The squid fishery in southern Africa has been disappointing as landings have been very low. There has been some fear that the season would be extremely bad, and some vessels have moved to deeper waters to try their luck there.

On the contrary, landings in South America have been better, so that the supply situation on the whole is not too bad. The first half of 2011 was quite good, although lower catches were recorded during the second half of the year.

 The outlook for the South American squid fishery is not good, though. According to the Federal Fisheries Council (CFP) of Argentina, surveys indicate that resources have declined. Thus, the 2012 season is uncertain, at best. The latest survey, which was conducted in January 2012, indicated a shortage of squid in southern waters, and north of the 44th parallel catches were also well below previous years’ average.

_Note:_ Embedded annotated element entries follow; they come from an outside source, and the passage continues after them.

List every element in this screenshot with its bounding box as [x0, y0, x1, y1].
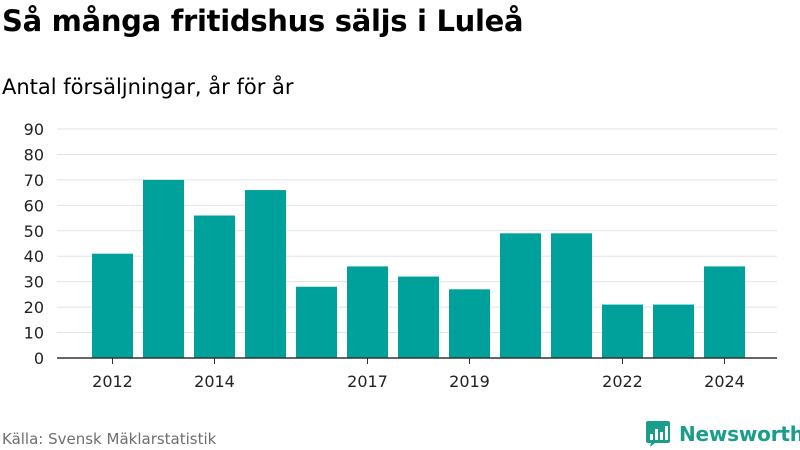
newsworthy-brand: Newsworthy [645, 420, 800, 448]
bar-2023 [653, 304, 694, 358]
y-tick-label: 40 [24, 247, 44, 266]
bar-2018 [398, 276, 439, 358]
newsworthy-logo-icon [646, 421, 670, 447]
y-axis-tick-labels: 0 10 20 30 40 50 60 70 80 90 [24, 120, 44, 368]
bar-2021 [551, 233, 592, 358]
y-tick-label: 50 [24, 222, 44, 241]
y-tick-label: 90 [24, 120, 44, 139]
bar-2013 [143, 179, 184, 358]
chart-subtitle: Antal försäljningar, år för år [2, 75, 294, 99]
y-tick-label: 80 [24, 145, 44, 164]
chart-title: Så många fritidshus säljs i Luleå [2, 4, 524, 38]
x-tick-label: 2019 [449, 372, 490, 391]
bar-2024 [704, 266, 745, 358]
x-tick-label: 2014 [194, 372, 235, 391]
bars [92, 179, 745, 358]
brand-name: Newsworthy [679, 422, 800, 446]
y-tick-label: 0 [34, 349, 44, 368]
bar-2014 [194, 215, 235, 358]
bar-2019 [449, 289, 490, 358]
bar-2015 [245, 190, 286, 358]
source-note: Källa: Svensk Mäklarstatistik [2, 430, 217, 448]
y-tick-label: 20 [24, 298, 44, 317]
bar-2022 [602, 304, 643, 358]
x-tick-label: 2024 [704, 372, 745, 391]
bar-2012 [92, 253, 133, 358]
x-tick-label: 2022 [602, 372, 643, 391]
y-tick-label: 60 [24, 196, 44, 215]
x-tick-label: 2012 [92, 372, 133, 391]
y-tick-label: 70 [24, 171, 44, 190]
x-axis-ticks: 2012 2014 2017 2019 2022 2024 [92, 358, 745, 391]
bar-2016 [296, 286, 337, 358]
y-tick-label: 10 [24, 324, 44, 343]
bar-2020 [500, 233, 541, 358]
y-tick-label: 30 [24, 273, 44, 292]
x-tick-label: 2017 [347, 372, 388, 391]
bar-2017 [347, 266, 388, 358]
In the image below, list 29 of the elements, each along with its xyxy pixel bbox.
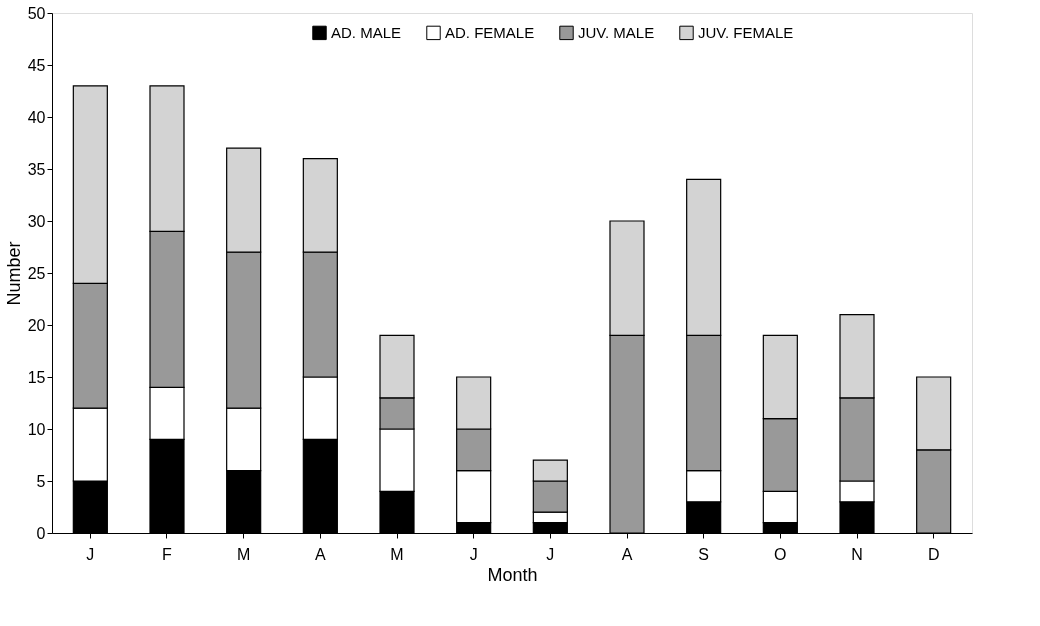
x-tick-label: M — [390, 545, 404, 563]
x-tick-label: D — [927, 545, 940, 563]
legend-label: JUV. FEMALE — [698, 23, 794, 41]
legend-label: AD. MALE — [331, 23, 402, 41]
y-axis-title: Number — [3, 241, 24, 306]
x-tick-label: J — [86, 545, 95, 563]
x-tick-label: F — [162, 545, 173, 563]
x-tick-label: N — [851, 545, 863, 563]
legend-label: AD. FEMALE — [445, 23, 535, 41]
x-tick-label: J — [546, 545, 555, 563]
x-tick-label: O — [774, 545, 787, 563]
y-tick-label: 25 — [27, 264, 46, 282]
x-axis-title: Month — [487, 564, 538, 585]
y-tick-label: 30 — [27, 212, 46, 230]
x-tick-label: A — [315, 545, 326, 563]
legend-label: JUV. MALE — [578, 23, 655, 41]
y-tick-label: 35 — [27, 160, 46, 178]
y-tick-label: 15 — [27, 368, 46, 386]
x-tick-label: A — [621, 545, 633, 563]
y-tick-label: 40 — [27, 108, 46, 126]
y-tick-label: 20 — [27, 316, 46, 334]
y-tick-label: 45 — [27, 56, 46, 74]
y-tick-label: 50 — [27, 4, 46, 22]
x-tick-label: M — [237, 545, 251, 563]
y-tick-label: 10 — [27, 420, 46, 438]
x-tick-label: J — [469, 545, 478, 563]
x-tick-label: S — [698, 545, 709, 563]
y-tick-label: 5 — [36, 472, 46, 490]
y-tick-label: 0 — [36, 524, 46, 542]
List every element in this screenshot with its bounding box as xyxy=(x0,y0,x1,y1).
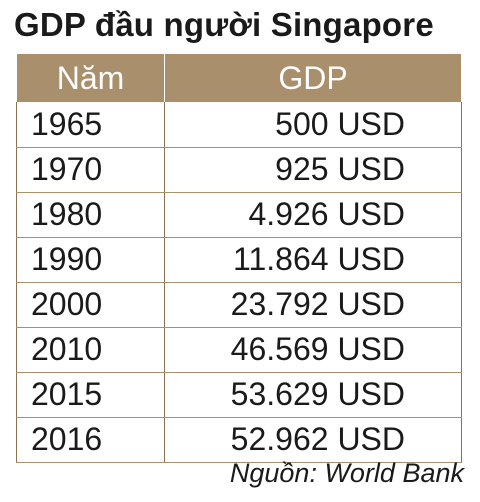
header-row: Năm GDP xyxy=(16,54,462,102)
table-row: 1965 500 USD xyxy=(16,102,462,148)
gdp-cell: 52.962 USD xyxy=(164,417,462,463)
table-row: 1970 925 USD xyxy=(16,147,462,193)
year-cell: 2015 xyxy=(16,372,165,418)
gdp-cell: 925 USD xyxy=(164,147,462,193)
table-row: 2010 46.569 USD xyxy=(16,327,462,373)
table-row: 1980 4.926 USD xyxy=(16,192,462,238)
header-gdp: GDP xyxy=(164,54,462,102)
table-row: 2016 52.962 USD xyxy=(16,417,462,463)
year-cell: 2016 xyxy=(16,417,165,463)
gdp-cell: 11.864 USD xyxy=(164,237,462,283)
gdp-cell: 53.629 USD xyxy=(164,372,462,418)
year-cell: 1970 xyxy=(16,147,165,193)
table-row: 2015 53.629 USD xyxy=(16,372,462,418)
year-cell: 1965 xyxy=(16,102,165,148)
header-year: Năm xyxy=(16,54,165,102)
table-row: 1990 11.864 USD xyxy=(16,237,462,283)
table-body: 1965 500 USD 1970 925 USD 1980 4.926 USD… xyxy=(16,102,462,463)
gdp-cell: 500 USD xyxy=(164,102,462,148)
gdp-cell: 46.569 USD xyxy=(164,327,462,373)
year-cell: 2000 xyxy=(16,282,165,328)
source-note: Nguồn: World Bank xyxy=(229,458,464,488)
year-cell: 1990 xyxy=(16,237,165,283)
gdp-cell: 23.792 USD xyxy=(164,282,462,328)
gdp-table: Năm GDP 1965 500 USD 1970 925 USD 1980 4… xyxy=(16,54,462,463)
gdp-cell: 4.926 USD xyxy=(164,192,462,238)
table-row: 2000 23.792 USD xyxy=(16,282,462,328)
table-header: Năm GDP xyxy=(16,54,462,102)
chart-title: GDP đầu người Singapore xyxy=(14,6,434,43)
year-cell: 1980 xyxy=(16,192,165,238)
year-cell: 2010 xyxy=(16,327,165,373)
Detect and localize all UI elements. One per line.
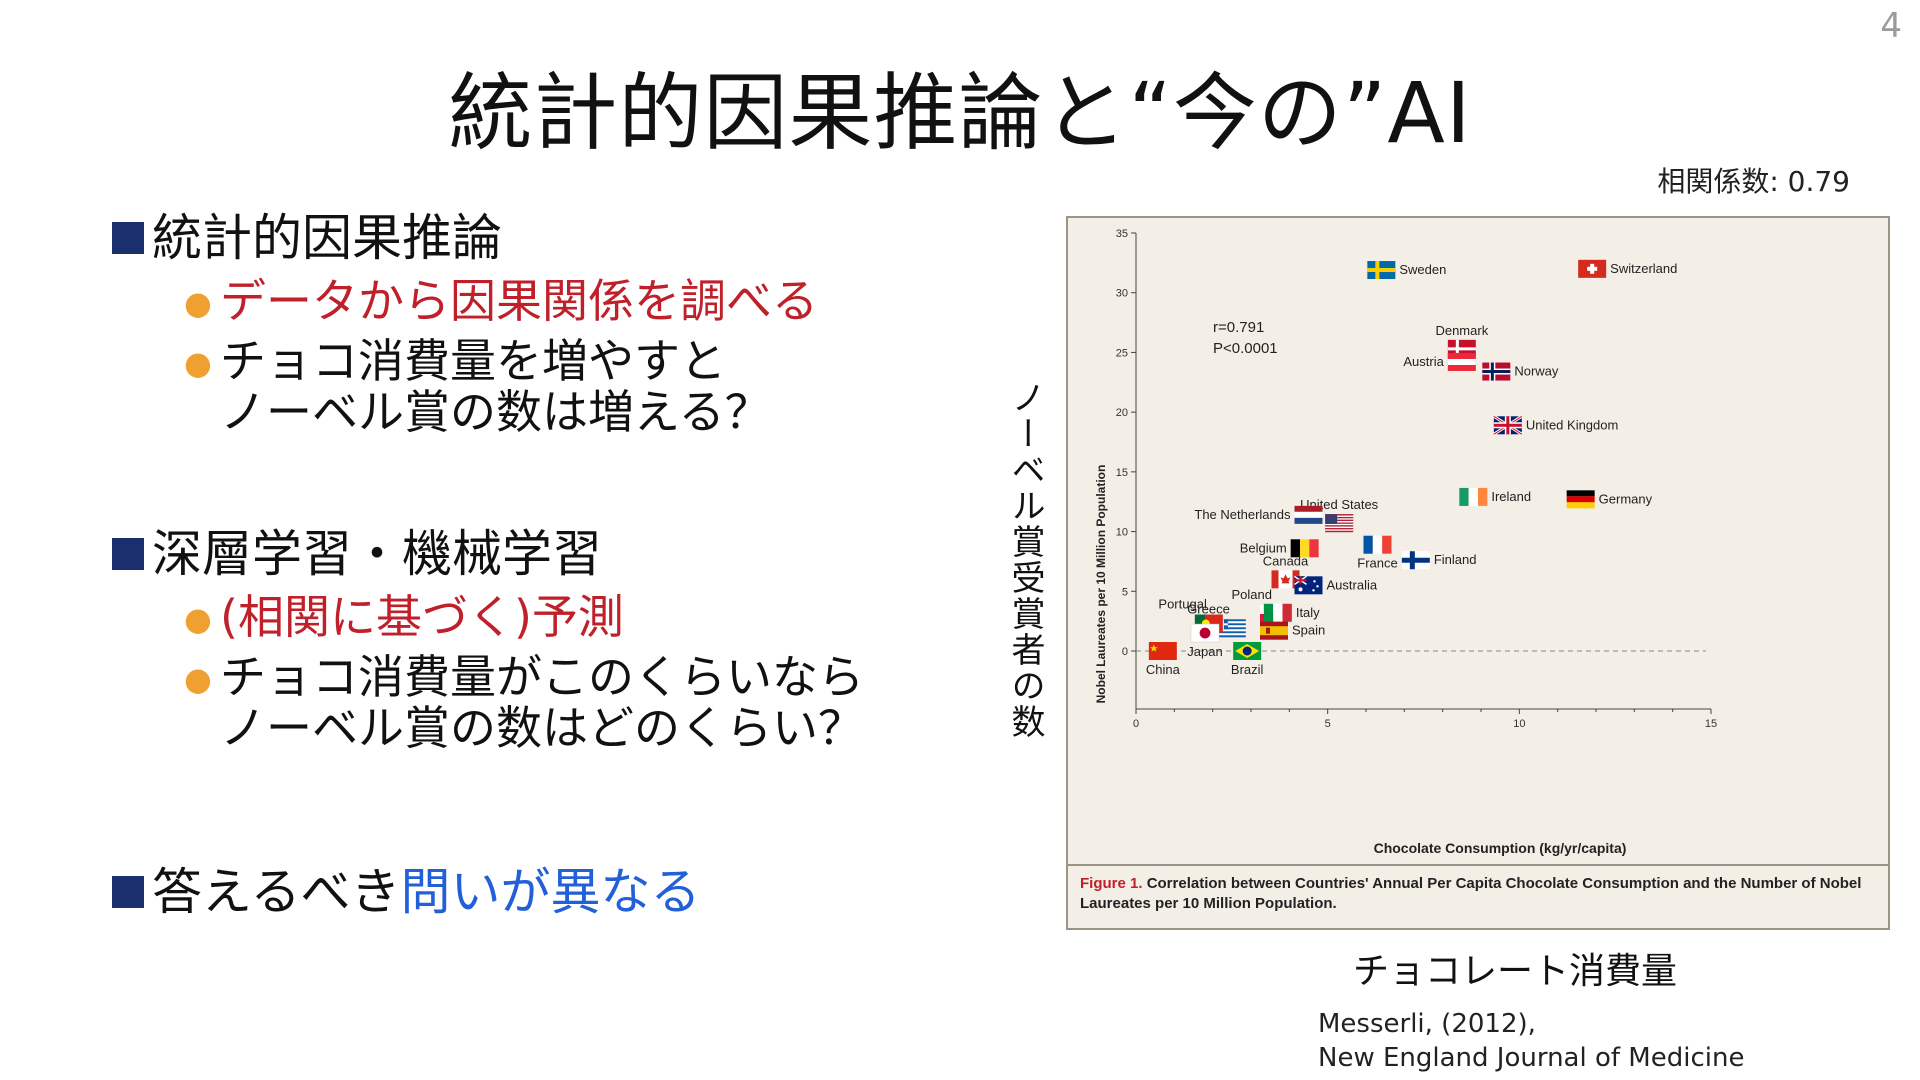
bullet-item: ● チョコ消費量がこのくらいなら ノーベル賞の数はどのくらい？ (112, 649, 864, 756)
france-flag-icon (1363, 535, 1392, 554)
y-tick-label: 25 (1116, 347, 1128, 359)
japan-flag-icon (1190, 623, 1220, 643)
citation-line1: Messerli, (2012), (1318, 1009, 1536, 1039)
point-label-netherlands: The Netherlands (1194, 507, 1291, 522)
section-causal-inference: 統計的因果推論 ● データから因果関係を調べる ● チョコ消費量を増やすと ノー… (112, 208, 818, 439)
australia-flag-icon (1294, 575, 1323, 595)
chart-axes: 0 5 10 15 20 25 30 35 0 5 10 15 (1116, 228, 1717, 730)
bullet-square-icon (112, 538, 144, 570)
bullet-text: チョコ消費量を増やすと (220, 333, 726, 388)
point-label-poland: Poland (1232, 587, 1272, 602)
x-tick-label: 0 (1133, 718, 1139, 730)
belgium-flag-icon (1290, 539, 1319, 558)
chart-figure: 0 5 10 15 20 25 30 35 0 5 10 15 Switzerland Sweden De… (1066, 216, 1890, 930)
y-tick-label: 0 (1122, 646, 1128, 658)
bullet-item: ● データから因果関係を調べる (112, 274, 818, 328)
slide-title: 統計的因果推論と“今の”AI (448, 64, 1472, 162)
point-label-finland: Finland (1434, 552, 1477, 567)
section-heading: 統計的因果推論 (112, 208, 818, 268)
point-label-germany: Germany (1599, 491, 1653, 506)
y-axis-label: Nobel Laureates per 10 Million Populatio… (1094, 465, 1108, 704)
bullet-square-icon (112, 876, 144, 908)
norway-flag-icon (1482, 362, 1511, 381)
sweden-flag-icon (1367, 261, 1396, 280)
x-axis-label: Chocolate Consumption (kg/yr/capita) (1374, 840, 1627, 856)
point-label-greece: Greece (1187, 601, 1230, 616)
x-tick-label: 15 (1705, 718, 1717, 730)
uk-flag-icon (1493, 415, 1523, 436)
bullet-text-line2: ノーベル賞の数は増える？ (220, 385, 771, 440)
point-label-canada: Canada (1263, 553, 1309, 568)
y-tick-label: 30 (1116, 288, 1128, 300)
bullet-item: ● (相関に基づく)予測 (112, 590, 864, 644)
austria-flag-icon (1447, 352, 1476, 371)
spain-flag-icon (1260, 621, 1288, 640)
section-deep-learning: 深層学習・機械学習 ● (相関に基づく)予測 ● チョコ消費量がこのくらいなら … (112, 524, 864, 755)
citation-line2: New England Journal of Medicine (1318, 1042, 1745, 1073)
y-tick-label: 10 (1116, 527, 1128, 539)
bullet-item: ● チョコ消費量を増やすと ノーベル賞の数は増える？ (112, 333, 818, 440)
x-tick-label: 10 (1513, 718, 1525, 730)
correlation-note: 相関係数: 0.79 (1657, 165, 1850, 198)
finland-flag-icon (1401, 551, 1430, 570)
bullet-square-icon (112, 222, 144, 254)
section-conclusion: 答えるべき 問いが異なる (112, 862, 701, 922)
bullet-text: (相関に基づく)予測 (220, 590, 624, 644)
section-heading: 答えるべき 問いが異なる (112, 862, 701, 922)
point-label-denmark: Denmark (1435, 323, 1488, 338)
bullet-dot-icon: ● (184, 659, 212, 698)
x-tick-label: 5 (1325, 718, 1331, 730)
brazil-flag-icon (1233, 642, 1262, 660)
greece-flag-icon (1217, 619, 1246, 638)
figure-caption-text: Correlation between Countries' Annual Pe… (1080, 875, 1862, 913)
citation: Messerli, (2012), New England Journal of… (1318, 1008, 1744, 1076)
bullet-dot-icon: ● (184, 284, 212, 322)
point-label-sweden: Sweden (1399, 262, 1446, 277)
y-axis-caption-japanese: ノーベル賞受賞者の数 (1005, 380, 1045, 740)
usa-flag-icon (1325, 514, 1354, 533)
point-label-uk: United Kingdom (1526, 417, 1619, 432)
y-tick-label: 15 (1116, 467, 1128, 479)
bullet-dot-icon: ● (184, 343, 212, 382)
section-heading: 深層学習・機械学習 (112, 524, 864, 584)
bullet-text-line2: ノーベル賞の数はどのくらい？ (220, 701, 864, 756)
bullet-text: チョコ消費量がこのくらいなら (220, 649, 864, 704)
germany-flag-icon (1566, 490, 1595, 509)
stat-p: P<0.0001 (1213, 340, 1278, 357)
y-tick-label: 35 (1116, 228, 1128, 240)
point-label-switzerland: Switzerland (1610, 261, 1677, 276)
stat-r: r=0.791 (1213, 319, 1264, 336)
point-label-italy: Italy (1296, 605, 1320, 620)
point-label-brazil: Brazil (1231, 662, 1264, 677)
ireland-flag-icon (1459, 487, 1488, 506)
china-flag-icon (1148, 642, 1177, 660)
point-label-norway: Norway (1514, 364, 1559, 379)
page-number: 4 (1880, 6, 1902, 46)
italy-flag-icon (1263, 603, 1292, 622)
point-label-spain: Spain (1292, 623, 1325, 638)
chart-points: Switzerland Sweden Denmark Austria Norway Uni… (1146, 259, 1677, 677)
scatter-chart: 0 5 10 15 20 25 30 35 0 5 10 15 Switzerland Sweden De… (1094, 228, 1717, 856)
y-tick-label: 20 (1116, 407, 1128, 419)
figure-caption: Figure 1. Correlation between Countries'… (1068, 864, 1888, 928)
heading-highlight: 問いが異なる (400, 863, 701, 921)
netherlands-flag-icon (1294, 505, 1323, 524)
x-axis-caption-japanese: チョコレート消費量 (1353, 951, 1678, 992)
heading-text: 深層学習・機械学習 (152, 525, 602, 583)
bullet-text: データから因果関係を調べる (220, 274, 818, 328)
bullet-dot-icon: ● (184, 600, 212, 638)
point-label-ireland: Ireland (1491, 489, 1531, 504)
heading-text: 答えるべき (152, 863, 401, 921)
point-label-japan: Japan (1187, 644, 1222, 659)
point-label-portugal: Portugal (1158, 597, 1207, 612)
point-label-belgium: Belgium (1240, 540, 1287, 555)
switzerland-flag-icon (1578, 259, 1607, 278)
y-tick-label: 5 (1122, 586, 1128, 598)
heading-text: 統計的因果推論 (152, 209, 502, 267)
point-label-france: France (1357, 556, 1397, 571)
point-label-australia: Australia (1327, 577, 1378, 592)
point-label-austria: Austria (1403, 354, 1444, 369)
point-label-china: China (1146, 662, 1181, 677)
figure-caption-label: Figure 1. (1080, 875, 1143, 892)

In order to get a better view of the actual situation in Argentinian waters, the National Institute for Fisheries Research and Development (INIDEP) conducted a new survey in January/February, concentrating on the southern waters and the fishing area off Patagonia.

The 2011 supply situation improved over 2010, and this is reflected in international trade. Japan’s imports of squid rose significantly during the first nine months of the year, from 39 900 tonnes to an impressive 53 600 tonnes (+34%). China continued to strengthen its position as the number one supplier, and during this period China accounted for 45% of all Japanese squid imports. Peru also experienced good exports to Japan during this period, with a 157% increase over the same period in 2010. Other important suppliers to Japan included Thailand, the USA and Viet Nam.

The supply situation is well reflected in the exports figures for one of the main supplying nations, Argentina. Since 2007, Argentina’s exports of squid have declined from almost 150 000 tonnes to just 50 500 tonnes in 2009, and even less in 2010. With one major supplier suffering such a setback over the years, it is not surprising that prices have climbed.

Cold storage holdings in Japan have been declining over the years – a sign of difficult supplies. In 2011 cold storage holdings followed cyclical changes, but at the end of the year again were very low.

For squid prices, this seems to have little effect, while cuttlefish prices have been rising in Japan for several years now and are at present very high.